Me Grandchamp a demandé une peine de cinq ans de pénitencier compte tenu du fait que Guy Cloutier n'a jamais manifesté de véritable considération pour la victime. Lorsqu'elle s'est adressée à lui pour obtenir de l'aide financière, en 2001, il n'a pas trouvé mieux à faire que se masturber devant elle. Plutôt que d'essayer de l'aider, «il fait tout pour qu'elle se taise». Cloutier croyait participer à un jeu avec Julie et la deuxième victime lorsqu'il les agressait, ce qui semble inquiétant pour Me Grandchamp. Celle-ci a enfin rappelé que Julie avait 11 ans lorsque son calvaire a commencé. «C'est une enfant, pas une jeune adolescente. Une enfant.»
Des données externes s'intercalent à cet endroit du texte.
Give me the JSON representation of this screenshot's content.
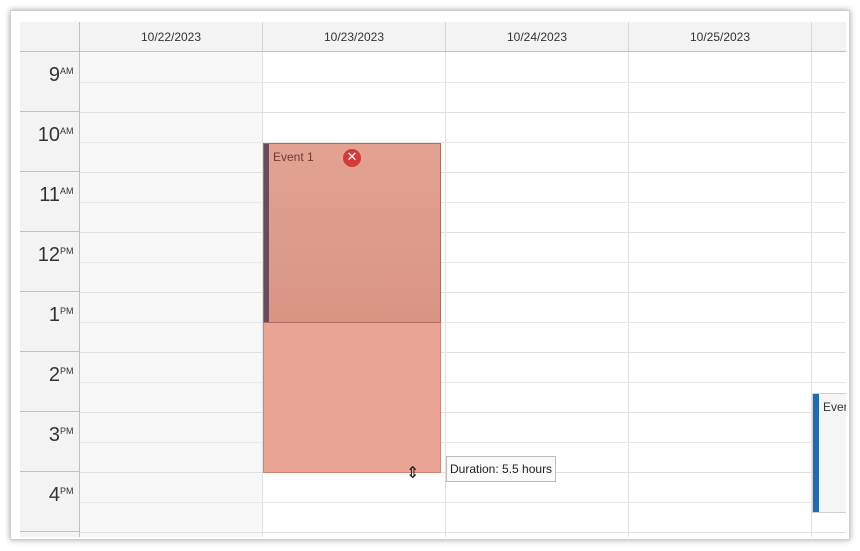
{
  "days": [
    "10/22/2023",
    "10/23/2023",
    "10/24/2023",
    "10/25/2023",
    ""
  ],
  "hours": [
    {
      "num": "9",
      "ampm": "AM"
    },
    {
      "num": "10",
      "ampm": "AM"
    },
    {
      "num": "11",
      "ampm": "AM"
    },
    {
      "num": "12",
      "ampm": "PM"
    },
    {
      "num": "1",
      "ampm": "PM"
    },
    {
      "num": "2",
      "ampm": "PM"
    },
    {
      "num": "3",
      "ampm": "PM"
    },
    {
      "num": "4",
      "ampm": "PM"
    }
  ],
  "events": [
    {
      "title": "Event 1",
      "delete_symbol": "✕",
      "color": "#e3a292",
      "bar_color": "#6a4a5c"
    },
    {
      "title": "Even",
      "color": "#f5f5f5",
      "bar_color": "#1f6bb5"
    }
  ],
  "tooltip": {
    "text": "Duration: 5.5 hours"
  },
  "cursor": {
    "symbol": "⇕"
  }
}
Le juge Robert Sansfaçon fera connaître sa décision le 20 décembre. Cette cause revêtait pour lui un caractère d'exception puisqu'il a consenti à une demande de la Couronne pour imposer le huis clos complet sur la preuve entourant la deuxième victime, qui a subi attouchements et masturbations par Guy Cloutier entre 12 et 17 ans. Les autres détails, jugés délicats, doivent être cachés au public.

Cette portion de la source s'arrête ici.